Someone recently related to me his experience using the new Microsoft Robotics Studio.  He loaded it up and proceeded through one of the tutorials.  To make sure he understood, he typed everything in instead of cutting and pasting the sample code.  After doing so, he compiled and ran the results.  It worked!  It did exactly what it was supposed to.  The only problem--he didn't understand anything he had typed.  He went through the process of typing in the lines of code, but didn't understand what they really meant.  Sometimes testers do the same thing.  It is easy to "test" something without actually understanding it.  Doing so is dangerous.  It lulls us into a false sense of security.  We think we've done a good job testing the product when in reality we've only scratched the surface.

Being a good tester requires understanding not just the language we're writing the tests in, but also what is going on under the covers.  Black-box testing can be useful, but without a sense of what is happening inside, testing can only be very naive.  Without breaking the surface, it is nearly impossible to understand what the equivalency classes are.  It is hard to find the corner cases or the places where errors are most likely to happen.  It's also very easy to miss a critical path because it wasn't apparent from the API.

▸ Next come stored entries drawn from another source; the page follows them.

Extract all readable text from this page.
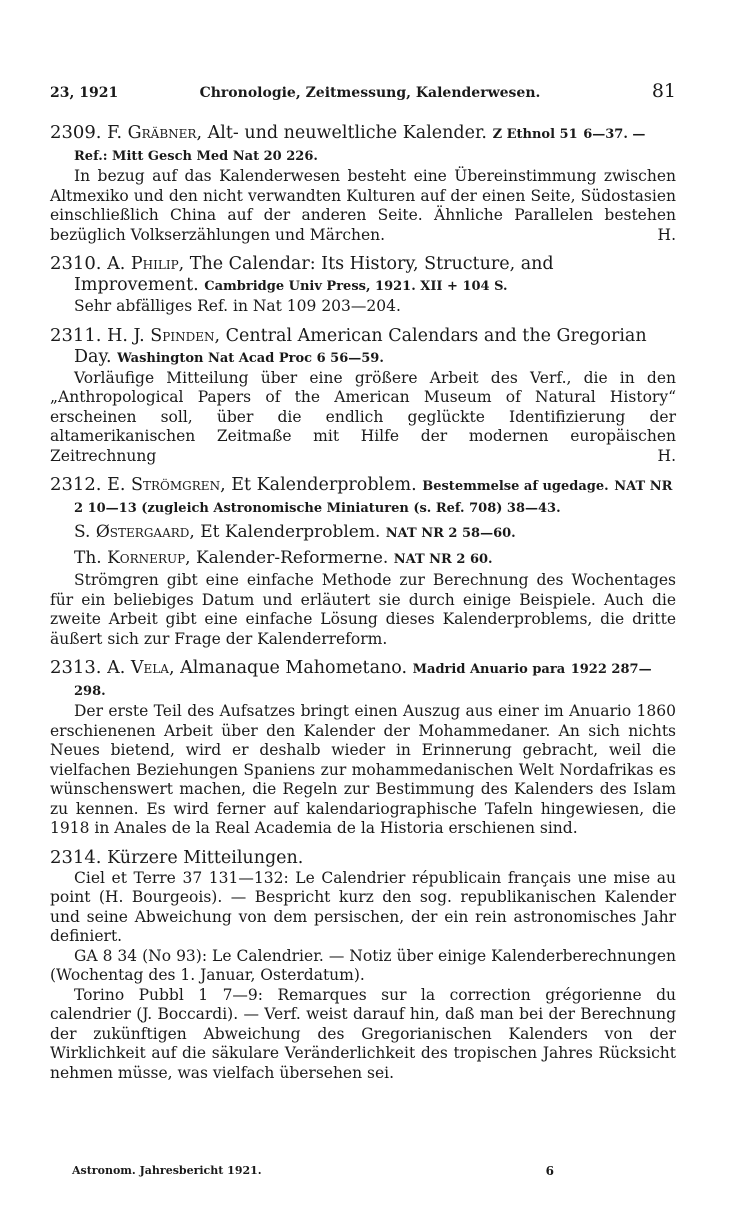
23, 1921	Chronologie, Zeitmessung, Kalenderwesen.	81

2309. F. Gräbner, Alt- und neuweltliche Kalender. Z Ethnol 51 6—37. — Ref.: Mitt Gesch Med Nat 20 226.

In bezug auf das Kalenderwesen besteht eine Übereinstimmung zwischen Altmexiko und den nicht verwandten Kulturen auf der einen Seite, Südostasien einschließlich China auf der anderen Seite. Ähnliche Parallelen bestehen bezüglich Volkserzählungen und Märchen.	H.

2310. A. Philip, The Calendar: Its History, Structure, and Improvement. Cambridge Univ Press, 1921. XII + 104 S.

Sehr abfälliges Ref. in Nat 109 203—204.

2311. H. J. Spinden, Central American Calendars and the Gregorian Day. Washington Nat Acad Proc 6 56—59.

Vorläufige Mitteilung über eine größere Arbeit des Verf., die in den „Anthropological Papers of the American Museum of Natural History“ erscheinen soll, über die endlich geglückte Identifizierung der altamerikanischen Zeitmaße mit Hilfe der modernen europäischen Zeitrechnung	H.

2312. E. Strömgren, Et Kalenderproblem. Bestemmelse af ugedage. NAT NR 2 10—13 (zugleich Astronomische Miniaturen (s. Ref. 708) 38—43.

S. Østergaard, Et Kalenderproblem. NAT NR 2 58—60.

Th. Kornerup, Kalender-Reformerne. NAT NR 2 60.

Strömgren gibt eine einfache Methode zur Berechnung des Wochentages für ein beliebiges Datum und erläutert sie durch einige Beispiele. Auch die zweite Arbeit gibt eine einfache Lösung dieses Kalenderproblems, die dritte äußert sich zur Frage der Kalenderreform.

2313. A. Vela, Almanaque Mahometano. Madrid Anuario para 1922 287—298.

Der erste Teil des Aufsatzes bringt einen Auszug aus einer im Anuario 1860 erschienenen Arbeit über den Kalender der Mohammedaner. An sich nichts Neues bietend, wird er deshalb wieder in Erinnerung gebracht, weil die vielfachen Beziehungen Spaniens zur mohammedanischen Welt Nordafrikas es wünschenswert machen, die Regeln zur Bestimmung des Kalenders des Islam zu kennen. Es wird ferner auf kalendariographische Tafeln hingewiesen, die 1918 in Anales de la Real Academia de la Historia erschienen sind.

2314. Kürzere Mitteilungen.

Ciel et Terre 37 131—132: Le Calendrier républicain français une mise au point (H. Bourgeois). — Bespricht kurz den sog. republikanischen Kalender und seine Abweichung von dem persischen, der ein rein astronomisches Jahr definiert.

GA 8 34 (No 93): Le Calendrier. — Notiz über einige Kalenderberechnungen (Wochentag des 1. Januar, Osterdatum).

Torino Pubbl 1 7—9: Remarques sur la correction grégorienne du calendrier (J. Boccardi). — Verf. weist darauf hin, daß man bei der Berechnung der zukünftigen Abweichung des Gregorianischen Kalenders von der Wirklichkeit auf die säkulare Veränderlichkeit des tropischen Jahres Rücksicht nehmen müsse, was vielfach übersehen sei.

Astronom. Jahresbericht 1921.	6
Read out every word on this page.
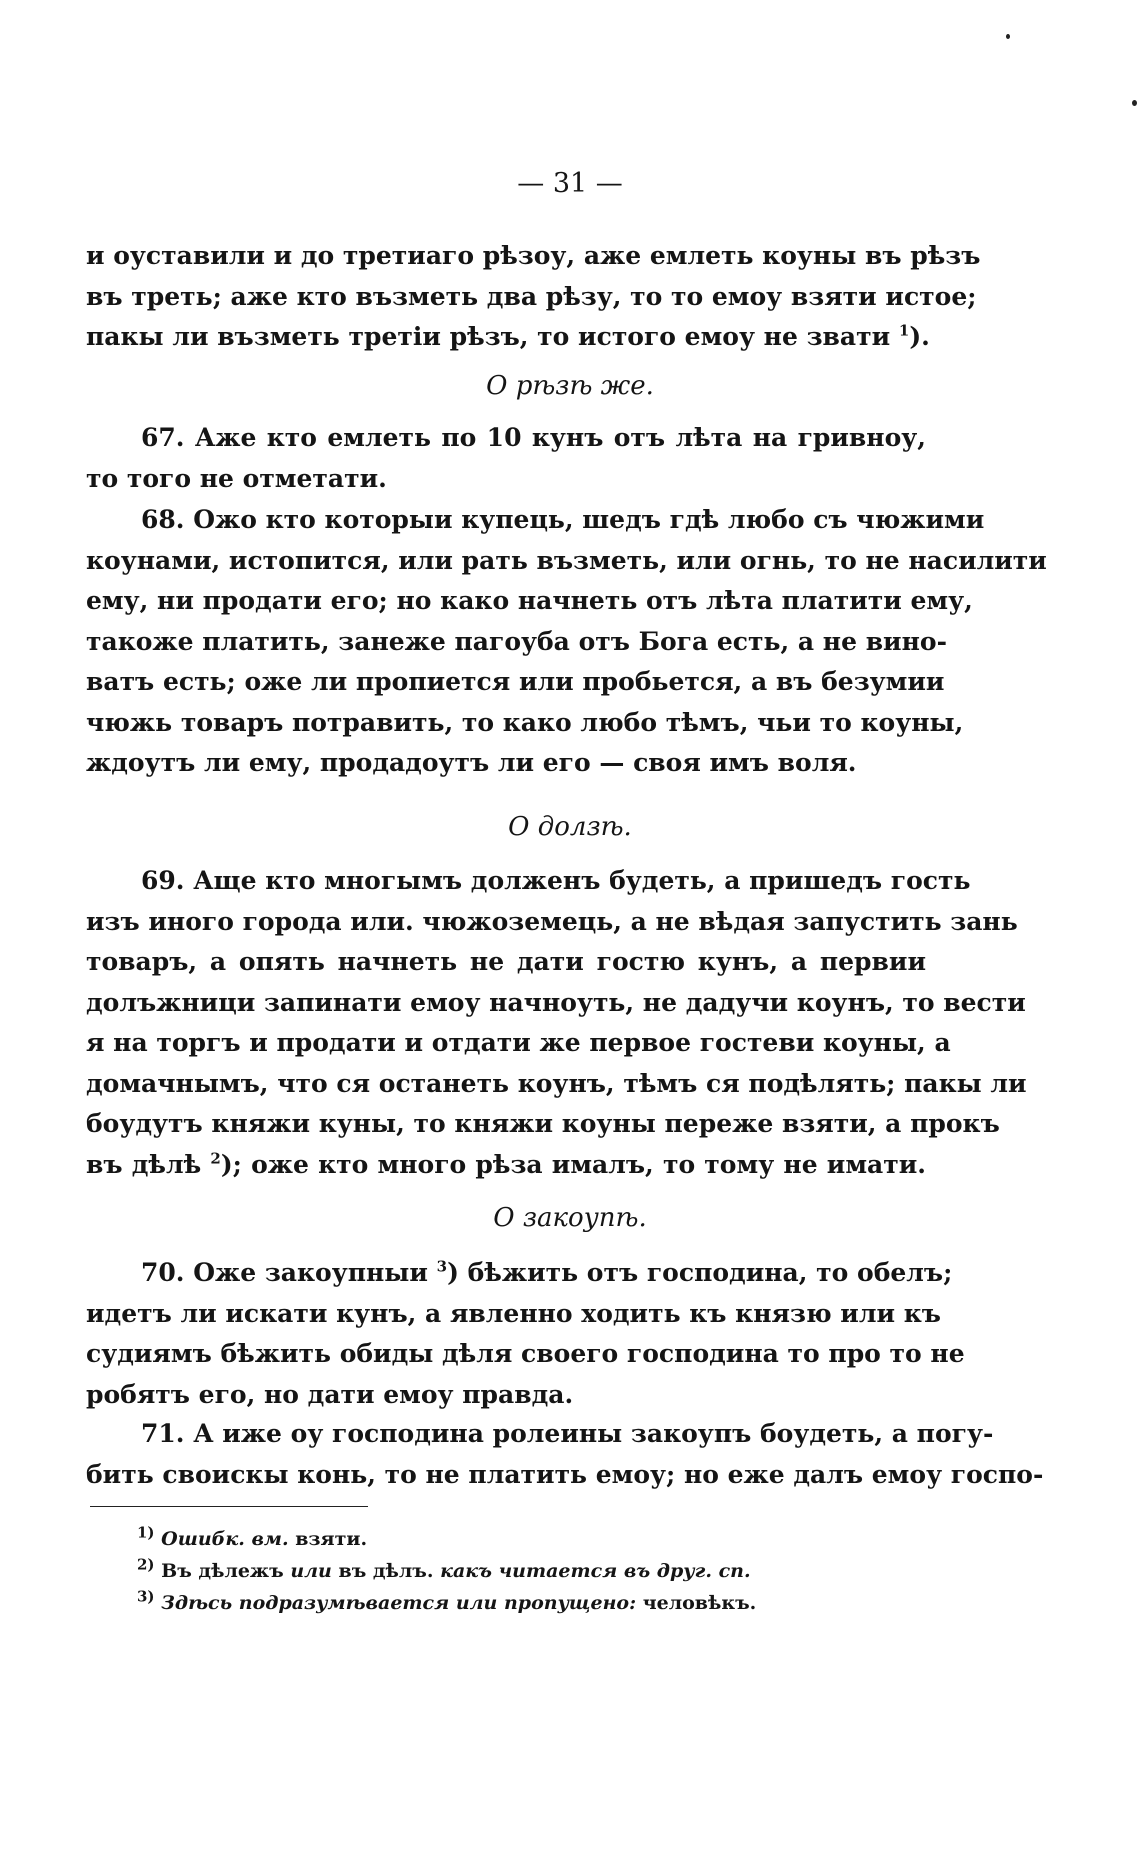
— 31 —
и оуставили и до третиаго рѣзоу, аже емлеть коуны въ рѣзъ
въ треть; аже кто възметь два рѣзу, то то емоу взяти истое;
пакы ли възметь третiи рѣзъ, то истого емоу не звати $^1$).
О рѣзѣ же.
67. Аже кто емлеть по 10 кунъ отъ лѣта на гривноу,
то того не отметати.
68. Ожо кто которыи купець, шедъ гдѣ любо съ чюжими
коунами, истопится, или рать възметь, или огнь, то не насилити
ему, ни продати его; но како начнеть отъ лѣта платити ему,
такоже платить, занеже пагоуба отъ Бога есть, а не вино-
ватъ есть; оже ли пропиется или пробьется, а въ безумии
чюжь товаръ потравить, то како любо тѣмъ, чьи то коуны,
ждоутъ ли ему, продадоутъ ли его — своя имъ воля.
О долзѣ.
69. Аще кто многымъ долженъ будеть, а пришедъ гость
изъ иного города или. чюжоземець, а не вѣдая запустить зань
товаръ, а опять начнеть не дати гостю кунъ, а первии
долъжници запинати емоу начноуть, не дадучи коунъ, то вести
я на торгъ и продати и отдати же первое гостеви коуны, а
домачнымъ, что ся останеть коунъ, тѣмъ ся подѣлять; пакы ли
боудутъ княжи куны, то княжи коуны переже взяти, а прокъ
въ дѣлѣ $^2$); оже кто много рѣза ималъ, то тому не имати.
О закоупѣ.
70. Оже закоупныи $^3$) бѣжить отъ господина, то обелъ;
идетъ ли искати кунъ, а явленно ходить къ князю или къ
судиямъ бѣжить обиды дѣля своего господина то про то не
робятъ его, но дати емоу правда.
71. А иже оу господина ролеины закоупъ боудеть, а погу-
бить своискы конь, то не платить емоу; но еже далъ емоу госпо-
$^{1)}$ Ошибк. вм. взяти.
$^{2)}$ Въ дѣлежъ или въ дѣлъ. какъ читается въ друг. сп.
$^{3)}$ Здѣсь подразумѣвается или пропущено: человѣкъ.
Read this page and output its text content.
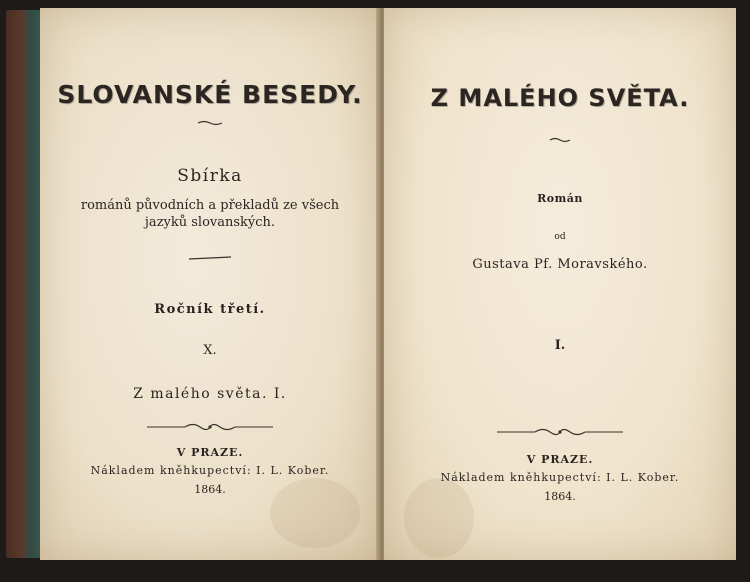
SLOVANSKÉ BESEDY.
Sbírka
románů původních a překladů ze všech
jazyků slovanských.
Ročník třetí.
X.
Z malého světa. I.
V PRAZE.
Nákladem kněhkupectví: I. L. Kober.
1864.
Z MALÉHO SVĚTA.
Román
od
Gustava Pf. Moravského.
I.
V PRAZE.
Nákladem kněhkupectví: I. L. Kober.
1864.
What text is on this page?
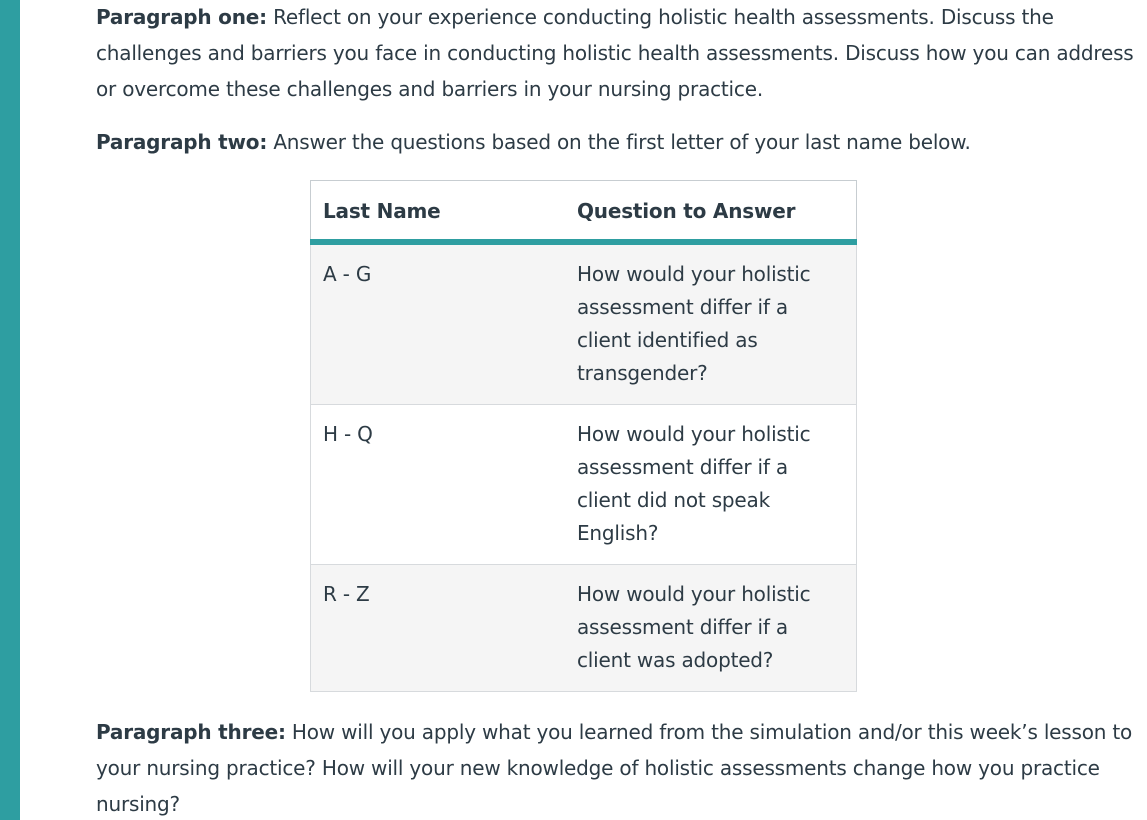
Paragraph one: Reflect on your experience conducting holistic health assessments. Discuss the challenges and barriers you face in conducting holistic health assessments. Discuss how you can address or overcome these challenges and barriers in your nursing practice.

Paragraph two: Answer the questions based on the first letter of your last name below.

Last Name	Question to Answer
A - G	How would your holistic assessment differ if a client identified as transgender?
H - Q	How would your holistic assessment differ if a client did not speak English?
R - Z	How would your holistic assessment differ if a client was adopted?

Paragraph three: How will you apply what you learned from the simulation and/or this week’s lesson to your nursing practice? How will your new knowledge of holistic assessments change how you practice nursing?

There are three practices which help to remedy this.  First, program in the same language as whatever is being tested.  A person writing tests written in C# against a COM interface will have a hard time beginning to understand the infrastructure beneath the interface.  It can also be difficult to understand the frailties of a language different than the one being coded in.  Each language has different weaknesses.  Thinking about the weaknesses of C++ will blind a person to the weaknesses of Perl.  Second, use code coverage data to help guide testing.  Examining code coverage reports can help uncover places that have been missed.  If possible, measure coverage against each test case.  Validate that each new case adds to the coverage.  If it doesn't, the case is probably covering the same equivalency class as another test.  Third, and perhaps most importantly, become familiar with the code being testing.  Read the code.  Read the specs.  Talk to the developers. 

Wednesday, March 5, 2008

What Tests Belong in the BVTs?

BVTs or Build Verification Tests are standard Microsoft parlance for the tests we run every day to ensure that we didn't break anything important with our checkins the day before.  I've previously written about the importance of keeping them clean.  Within the range of tests that consistently pass, which ones should be in the BVT?  BVT test failures should be something you're willing to act on immediately.  In other words, the failures must be important.  Based on that, here are some criteria:

  • Test major scenarios not minor ones.  If major features are failing, they will be fixed right away.  If a minor feature is failing, it should be noted, but may have to wait until later to be fixed.
  • Test majority use cases, not corner cases.  Tests for the interaction of 3 parts shouldn't be in the BVTs.  Tests outside most user scenarios shouldn't be in the BVTs.  While every book on testing says to test the boundary conditions, the BVTs may not be the place to do that.  Instead, pick the most likely to be used values and scenarios.
  • Run "positive" not "negative" tests.  By that I mean, don't send out-of-bounds conditions or invalid values.  These are valid tests and should definitely be run, but not in the BVTs.  An API faulting when sent a null pointer should be fixed, but the fix can wait until next week.

BVTs should be a carefully guarded set of tests.  They need to run quickly, consistently, and their results should matter.  If these rules are followed, the BVTs will be effective because failures will be respected.  Restricting the BVTs to the most important scenarios will ensure that the results are given the appropriate respect.